One of the greatest barriers to the formation of a party of labour is, paradoxically, the leadership of the American trade union movement. Most union leaders, at state and national level, are tied by a thousand threads to business interests and to the tops of the Democratic Party. They are going to fight tooth and nail against any challenge to their very cosy relationship to the Party tops and to business leaders. By their outlook, as well as their salaries and lifestyles, they are remote from the day to day problems of ordinary workers. It will be despite them and against them – perhaps with a few notable exceptions – that there will be a movement to create a genuine party of labour in the future.

If there had been a genuine labour party, campaigning across the whole of the USA on the policies put forward by the most radical of the Democratic candidates – a $15 minimum wage, Medicare for all, subsidised education, more spending on education, etc – the results this week would have been entirely different. Although these mid-terms had an unusually high turn-out, more than half of the electorate are still so alienated from the established parties that they did not bother to vote.

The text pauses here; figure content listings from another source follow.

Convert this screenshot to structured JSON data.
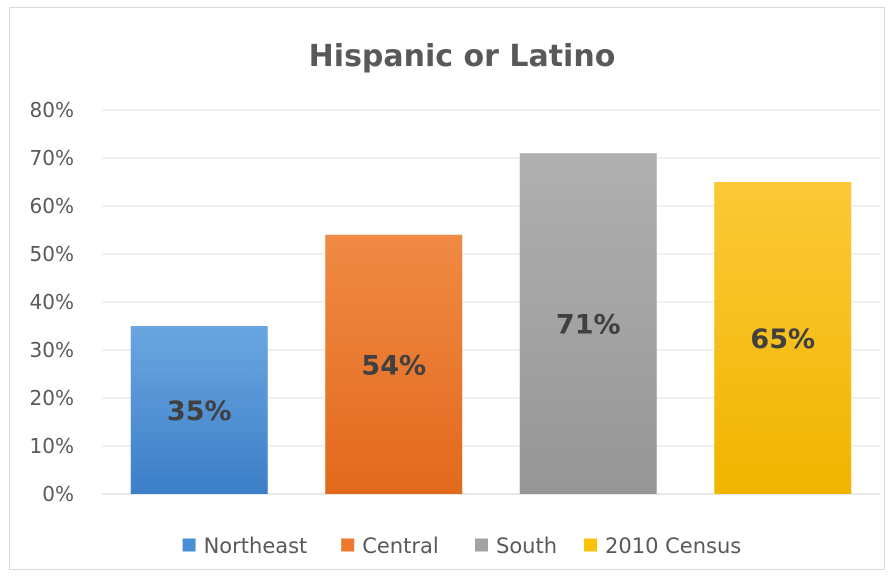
{
  "chart_data": {
    "type": "bar",
    "title": "Hispanic or Latino",
    "categories": [
      "Northeast",
      "Central",
      "South",
      "2010 Census"
    ],
    "values": [
      35,
      54,
      71,
      65
    ],
    "value_labels": [
      "35%",
      "54%",
      "71%",
      "65%"
    ],
    "ylim": [
      0,
      80
    ],
    "y_ticks": [
      0,
      10,
      20,
      30,
      40,
      50,
      60,
      70,
      80
    ],
    "y_tick_labels": [
      "0%",
      "10%",
      "20%",
      "30%",
      "40%",
      "50%",
      "60%",
      "70%",
      "80%"
    ],
    "xlabel": "",
    "ylabel": "",
    "grid": true,
    "legend": {
      "position": "bottom",
      "entries": [
        "Northeast",
        "Central",
        "South",
        "2010 Census"
      ]
    },
    "colors": [
      "#4a8fd6",
      "#ec7a2e",
      "#a3a3a3",
      "#fbc10b"
    ],
    "color_gradients": [
      [
        "#6aa6e0",
        "#3c7fc8"
      ],
      [
        "#f08a45",
        "#e2691c"
      ],
      [
        "#b0b0b0",
        "#969696"
      ],
      [
        "#fcc937",
        "#f0b500"
      ]
    ]
  }
}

If the working class in America is to have any salvation at all from the decades-long austerity and stagnation in living standards that they have suffered, it will only be through the rise of a new party to the left of the Democratic Party. That party will be rooted in the working-class communities and will fight and will win on the bread-and-butter issues that affect workers. The mid-term elections are only a step along that road, but they are an indication that the ‘old politics’ is in a state of terminal decline and decay. The basic trajectory of American politics is clear and it is not to the right.